New York’s report condemning hydraulic fracturing, or fracking, comes just weeks after the EPA released its own multi-year report which found no “evidence that [fracking activities] have led to widespread, systemic impacts on drinking water resources in the United States.”

New York’s fracking study has been touted by environmentalists who want to ban the well-stimulation technique nationwide, but the study by Democratic Gov. Andrew Cuomo’s administration did not find any hard evidence that fracking was harming the environment or public health.

“This decision is a moratorium on New York’s economic opportunity,” Karen Moreau, the executive director of the American Petroleum Institute-New York, said in a statement.

“After five years of comprehensive study, the EPA’s $32 million review confirms that properly regulated fracking poses no systemic widespread threat to drinking water,” Moreau said. “New York remains idle while thousands of families in NY’s southern tier have their hopes for economic opportunity dashed by the Governor’s decision.”

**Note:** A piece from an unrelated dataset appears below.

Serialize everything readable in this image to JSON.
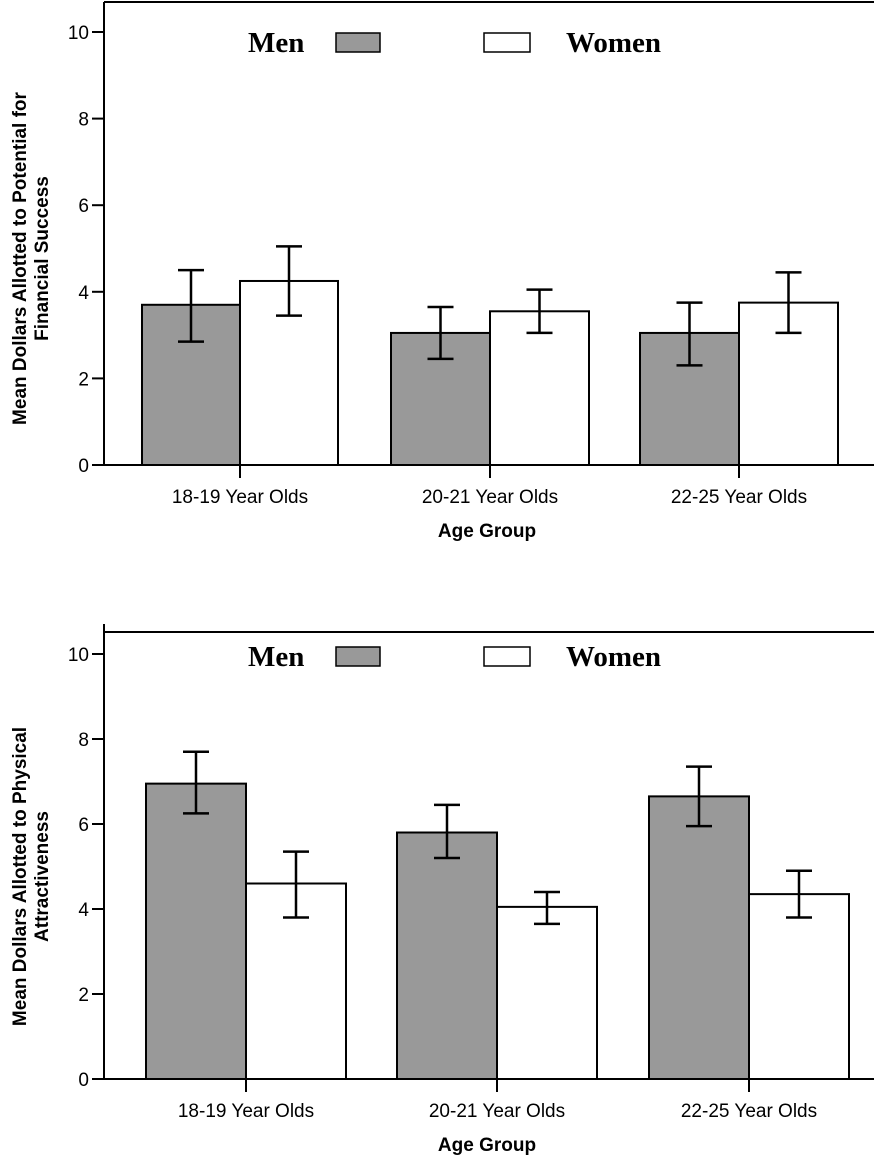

The Cuomo administration argues its study looks at “impacts to air, water, public health, ecosystems, wildlife and community character” as opposed to the EPA’s study that just looks at water resources. But the main environmentalist objections to fracking focused on its potential impacts on water resources, so the EPA’s findings have cast doubt upon New York’s state-level ban.

“New York has made history today,” Kate Sinding, director of the Community Fracking Defense Project at the Natural Resources Defense Council. “Governor Cuomo boldly refused to cave to pressure to gamble our clean air, safe drinking water and communities for oil and gas industry profit. The health and well-being of New Yorkers has prevailed over powerful polluters.”

Proponents of fracking have also called into question the research used to justify banning the technique in New York. The industry-backed group Energy In Depth issued a report claiming Cuomo’s fracking study “relies on highly questionable sources, including research papers with strong ties to the fringe activists who helped hasten the ban in New York.” EID notes that some of the research cited by DEC officials “were financed and produced almost entirely by professional opposition groups.”